16. The system of claim 15, wherein the marked instances of the specified type of data are deleted according to the specified levels of priority.

17. The system of claim 14, wherein the mapping specifies one or more dependencies between instances of the specified type of data, and wherein the instances of the specified type of data are deleted based on the one or more dependencies.

18. The system of claim 14, wherein different data stores have different rates at which the instances of the specified type of data are to be deleted.

19. (canceled)

20. A non-transitory computer-readable medium comprising one or more computer-executable instructions that, when executed by at least one processor of a computing device, cause the computing device to:

access metadata that indicates how one or more data sets that include a specified type of data are mapped among a plurality of data stores within a data management platform;

audit at least one of the data sets, based on the mapping, to determine where, in the plurality of data stores, instances of the specified type of data are stored;

take an offline snapshot of at least a portion of the data stores that include the specified type of data to capture a current state of the instances of the specified type of data that were identified during the auditing;

search the offline snapshot for instances of the specified type of data that are marked for deletion; and

delete the marked instances of the specified type of data according to a data deletion policy that governs how the instances of the specified type of data are to be deleted.
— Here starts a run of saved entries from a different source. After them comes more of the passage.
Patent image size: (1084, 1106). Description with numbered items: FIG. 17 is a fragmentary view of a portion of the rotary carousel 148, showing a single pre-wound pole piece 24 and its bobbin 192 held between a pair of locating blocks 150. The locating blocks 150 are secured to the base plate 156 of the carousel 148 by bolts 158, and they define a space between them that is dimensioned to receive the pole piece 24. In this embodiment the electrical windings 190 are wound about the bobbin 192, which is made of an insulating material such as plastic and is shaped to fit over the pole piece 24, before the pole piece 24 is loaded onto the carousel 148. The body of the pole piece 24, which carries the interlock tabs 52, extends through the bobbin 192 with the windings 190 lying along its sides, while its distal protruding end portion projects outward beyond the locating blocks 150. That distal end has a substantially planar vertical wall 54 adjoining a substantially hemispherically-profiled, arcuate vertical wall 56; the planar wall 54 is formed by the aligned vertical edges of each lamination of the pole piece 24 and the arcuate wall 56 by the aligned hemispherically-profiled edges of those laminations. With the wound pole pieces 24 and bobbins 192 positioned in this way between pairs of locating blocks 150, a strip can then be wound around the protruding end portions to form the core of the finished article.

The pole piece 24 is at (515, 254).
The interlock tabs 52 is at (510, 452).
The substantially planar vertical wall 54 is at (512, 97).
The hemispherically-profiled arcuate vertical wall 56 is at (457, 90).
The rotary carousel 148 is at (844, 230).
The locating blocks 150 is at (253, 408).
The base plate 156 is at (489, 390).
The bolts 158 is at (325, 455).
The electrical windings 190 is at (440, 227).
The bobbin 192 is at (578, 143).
21. The computer-implemented method of claim 1, wherein:

searching the offline snapshot for instances of the specified type of data that are marked for deletion comprises searching the offline snapshot for data that corresponds to a request for removal and is older than a specified date; and

deleting the marked instances of the specified type of data comprises automatically pausing or slowing the deletions to avoid degrading live data provisioning until processing or storage resources are below a certain threshold level.